私は屋外で虫たちの観察はしていましたが、捕まえて家の中に保存はしていませんでした。この虫たちの目的はわかりませんが、あの小学生のことが心配になりました。

翌朝、少年の家の前に行きました。あのアリがいた公園の隣に家があると言っていたので場所は知っていたんです。しかし、少年は出て来ませんでした。

母親らしき女性が言う。

「今朝早くに出かけましたよ。最近、昆虫採集に夢中になっているみたいで」

公園に向かうと、砂場のあたりに小さな影が見えました。少年はしゃがみ込み、夢中で何かを覗き込んでいます。

近づくと、少年の前には……無数のアリ。

いや、アリではありません。

金属の光が太陽に反射し、冷たい点滅を繰り返していました。
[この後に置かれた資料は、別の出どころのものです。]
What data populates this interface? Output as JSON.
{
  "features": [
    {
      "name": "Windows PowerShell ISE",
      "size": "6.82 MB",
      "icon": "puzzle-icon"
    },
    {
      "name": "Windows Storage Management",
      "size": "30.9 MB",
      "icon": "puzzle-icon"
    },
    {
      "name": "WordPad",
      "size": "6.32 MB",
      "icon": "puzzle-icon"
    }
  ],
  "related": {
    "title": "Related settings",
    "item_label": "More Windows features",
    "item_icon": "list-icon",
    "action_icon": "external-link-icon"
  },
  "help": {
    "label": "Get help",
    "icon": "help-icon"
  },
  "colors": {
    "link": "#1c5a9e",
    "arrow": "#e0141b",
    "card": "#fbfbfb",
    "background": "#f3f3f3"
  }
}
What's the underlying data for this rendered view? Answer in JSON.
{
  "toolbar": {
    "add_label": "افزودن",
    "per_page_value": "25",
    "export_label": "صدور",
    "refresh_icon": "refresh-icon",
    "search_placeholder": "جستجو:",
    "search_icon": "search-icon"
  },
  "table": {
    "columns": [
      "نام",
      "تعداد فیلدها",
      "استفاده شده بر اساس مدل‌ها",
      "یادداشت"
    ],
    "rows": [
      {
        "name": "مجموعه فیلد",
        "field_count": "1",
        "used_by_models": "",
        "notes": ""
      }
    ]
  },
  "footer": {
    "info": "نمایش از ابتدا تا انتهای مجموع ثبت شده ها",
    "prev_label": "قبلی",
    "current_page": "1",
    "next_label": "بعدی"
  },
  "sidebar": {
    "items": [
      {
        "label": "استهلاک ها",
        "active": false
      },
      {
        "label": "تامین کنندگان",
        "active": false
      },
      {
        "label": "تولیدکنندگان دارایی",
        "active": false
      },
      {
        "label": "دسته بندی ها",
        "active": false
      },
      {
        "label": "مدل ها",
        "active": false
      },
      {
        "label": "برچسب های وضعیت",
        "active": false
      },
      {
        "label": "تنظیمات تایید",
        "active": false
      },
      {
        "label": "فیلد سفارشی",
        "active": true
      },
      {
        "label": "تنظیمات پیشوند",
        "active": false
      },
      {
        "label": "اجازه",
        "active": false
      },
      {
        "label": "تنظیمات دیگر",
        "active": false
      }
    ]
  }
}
もはやアリのふりをすることすらやめたようです。

私は声をかけようとしました。しかしそれより前に少年が振り返り、静かに口を開きました。

「……おじさん。この子たち、僕に名前を教えてくれたよ」

アリたちの金属片が一斉に光りました。このときの少年の様子は明らかにおかしかったんです。よく見たら、少年の目の奥が先日のコオロギのように青く光りました。

私は一歩、後ずさりました。

「僕のこと、ナカマって」

私はただ、言葉を失って立ち尽くしていました。

本物の虫たちがうごめく中に、混ざる機械の虫。その境界線は、もうどこにも見えません。